Don’t miss Christina’s evocative work here, either. A treat. And if WishStudio isn’t on your regular blog itinerary, be sure to add this inspiring resource.

Amanda Craig on motherhood and creativity

amanda-craig-01I came across a worthwhile blog post from Amanda Craig, British writer and journalist, about writing and motherhood. Interesting (or depressing?) to note that she doesn’t think it really gets any easier as the kids get older. An excerpt:

To write properly demands unbroken concentration, and solitude. You can just about manage a couple of hours early in the morning when they are sleeping in, but it’s in many ways worse that when they were very little and needed constant 24 hour attention. Teenagers get into scrapes, and need rescuing from the place where they’ve lost their Oyster card/mobile etc. They probably are less resilient than my generation, but when I think what that cost me in terms of fearfulness (catching an international aeroplane every three months aged twelve, alone, and having your passport stolen or getting on a flight diverted to another country are two of my least pleasant memories) then it’s something I’d rather not put them through. I don’t believe in that  nonsense about what doesn’t destroy you makes you stronger.

So, no woman novelist of my acquaintance works at fiction during the holidays. It’s the same reason that you never find women with children going on those tempting-sounding writer’s retreats in places like Hawthornden Castle or Lake Como. Though, let me tell you, we need them rather more than the chaps and childless women who do go there, get served hot and cold repasts and bond.

It may be hard going, but Craig has done it, nonetheless. She has published six books and a number of short stories, at least some number of which she completed after having kids. Read the full post here.

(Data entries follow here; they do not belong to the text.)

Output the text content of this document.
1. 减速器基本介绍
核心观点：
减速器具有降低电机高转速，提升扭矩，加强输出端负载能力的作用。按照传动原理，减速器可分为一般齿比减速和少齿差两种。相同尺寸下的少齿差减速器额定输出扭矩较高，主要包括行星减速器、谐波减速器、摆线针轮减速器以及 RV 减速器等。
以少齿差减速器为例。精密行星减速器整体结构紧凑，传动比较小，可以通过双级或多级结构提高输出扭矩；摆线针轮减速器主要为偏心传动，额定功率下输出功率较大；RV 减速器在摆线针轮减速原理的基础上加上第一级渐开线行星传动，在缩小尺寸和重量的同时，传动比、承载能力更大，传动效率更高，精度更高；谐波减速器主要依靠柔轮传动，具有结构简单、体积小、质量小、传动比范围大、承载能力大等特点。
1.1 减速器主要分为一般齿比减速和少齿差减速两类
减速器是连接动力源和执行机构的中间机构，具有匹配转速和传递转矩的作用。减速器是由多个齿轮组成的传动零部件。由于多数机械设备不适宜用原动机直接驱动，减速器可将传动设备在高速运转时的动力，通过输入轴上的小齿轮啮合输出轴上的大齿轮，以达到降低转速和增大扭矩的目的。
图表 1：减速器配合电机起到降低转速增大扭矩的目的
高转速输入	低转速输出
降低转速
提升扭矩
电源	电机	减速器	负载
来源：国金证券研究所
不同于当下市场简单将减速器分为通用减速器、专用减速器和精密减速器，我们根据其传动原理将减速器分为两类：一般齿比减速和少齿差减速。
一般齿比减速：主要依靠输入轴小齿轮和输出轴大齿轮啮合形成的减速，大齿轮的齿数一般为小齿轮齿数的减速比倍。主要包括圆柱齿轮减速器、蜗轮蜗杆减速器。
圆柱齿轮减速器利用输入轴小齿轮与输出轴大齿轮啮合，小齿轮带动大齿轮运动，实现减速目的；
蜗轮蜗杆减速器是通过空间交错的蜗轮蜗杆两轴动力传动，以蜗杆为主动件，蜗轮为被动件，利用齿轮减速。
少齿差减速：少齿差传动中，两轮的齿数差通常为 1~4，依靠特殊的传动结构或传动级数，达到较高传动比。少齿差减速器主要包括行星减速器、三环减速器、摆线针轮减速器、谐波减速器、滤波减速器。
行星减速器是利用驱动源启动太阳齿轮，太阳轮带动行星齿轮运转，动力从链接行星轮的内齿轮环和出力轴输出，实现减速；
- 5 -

I can’t resist including this passage from the author’s bio page:

…I continued to rewrite my first novel, which was a comedy about a spoilt, snobbish young woman discovering Italy and love. Along the way, I won a couple of prizes for my journalism (Young Journalist of the Year and the Catherine Pakenham award)  each of which had the effect not of advancing my career but getting me fired from staff jobs I desperately needed. I led a very hand-to-mouth existence, cycling everywhere, reading newspapers in libraries and shopping in street markets. The Pakenham prize brought me to the attention of a well-known literary agent who asked to see my novel. I sent it to her, and she promptly lost it. Unfortunately, it was my only copy as I could not afford the photocopying costs.

So I sat down to write it all over again, and that novel became Foreign Bodies which was bought by Hutchinson, and published in 1990 to disastrous reviews. The second, A Private Place, was published in 1991. Its slightly more positive reception led to me becoming a critic on various national newspapers including The Independent. Since then, I have continued to combine writing fiction with reviewing it.

Can you imagine, an agent LOSES the ONLY copy of your manuscript, and you have to write the whole damn thing all over again? OH. MY. GOD.

You’ll also find an interesting blog post on this page, the second one down, entitled “What is the point of keeping on writing?” There are a few other goodies at Craig’s site. Enjoy.